I do not know if you share this faith, and you may find me foolish for believing it, though I think I have good reasons. But if you do, I pray that this story inspires you with the hope that I have felt, the hope that has seen me through my depression. If you don’t, I pray that you will at least be comforted by the knowledge that other Harvard students have gone what you are going through. Sometimes, it just takes patience to see the ways in which your struggles can serve as a comfort to others; it takes pain to weep with those who weep. Worry gets us nowhere, but waiting often brings us to a better place. Had I known in the fall that I would end up graduating on time, that I would end up working at my dream job, that I would be surrounded by friends who thought more rather than less of me for sharing, I probably would have approached my suffering differently. Of course, everything is 20/20 in hindsight.
Last night, Nick Nowalk gave a talk to Harvard College Faith and Action on hope and despair, and he pointed out that Harvard students have an abnormally high rate of depression compared to the population at large. Often expectations shape our emotions more than actual experiences. Nick suggested that because we have such high hopes for ourselves – we are told that we can take on the whole world – we feel our failings all the more astutely. Our highs are higher and our lows are lower.
In all your lows, may you still have hope. May you find solace in the company of those who share your sorrows. May you learn from my story and feel more comfortable sharing your troubles with those whom you love than I was. May you know that great strength often comes out of great weakness. May Cote’s family be healed from this tragedy. May Cote’s soul rest in peace.
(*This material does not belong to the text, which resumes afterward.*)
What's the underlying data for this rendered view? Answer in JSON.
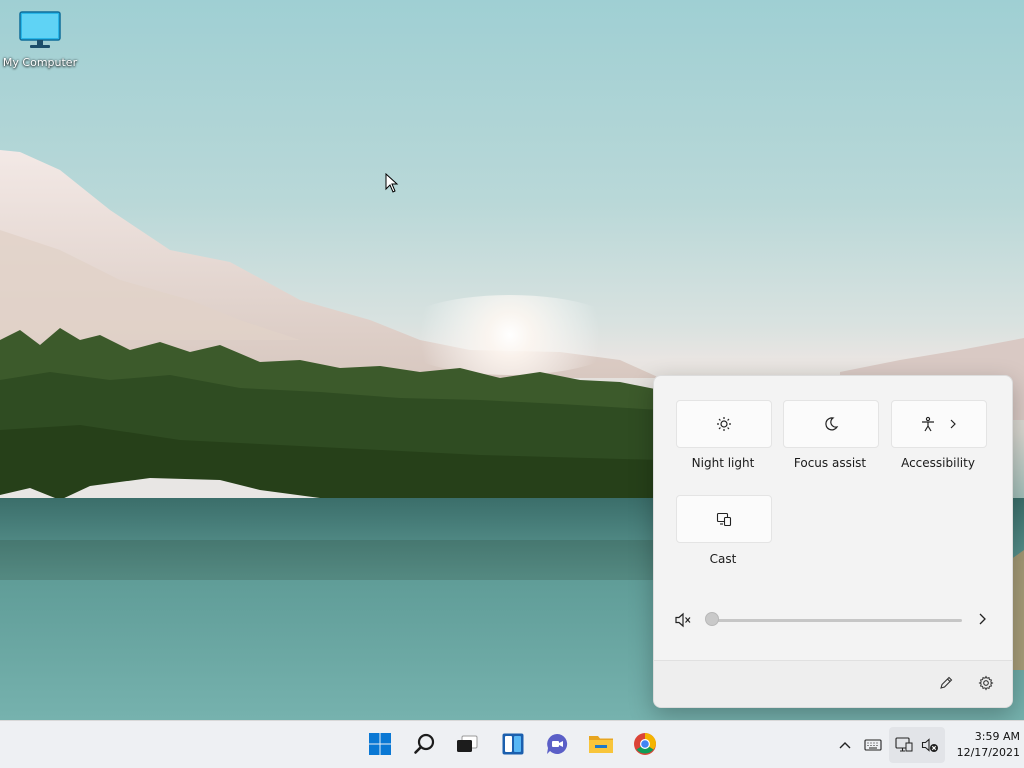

Tonight, a group of student gathered in the Science Center to discuss these very delicate issues. The amazing thing is that though at first it is incredibly difficult to admit to our failures, mistakes, and struggles – it grows easier to do it in community. Confession – though painful – is cathartic. Knowing that you have told all you have to tell, that no one can discover some deep secret about you, that the Truth is out – is an immensely satisfying feeling. I hope that discussions like these can continue at Harvard; that students would have a place to share their common sufferings and to grow in true caritas together.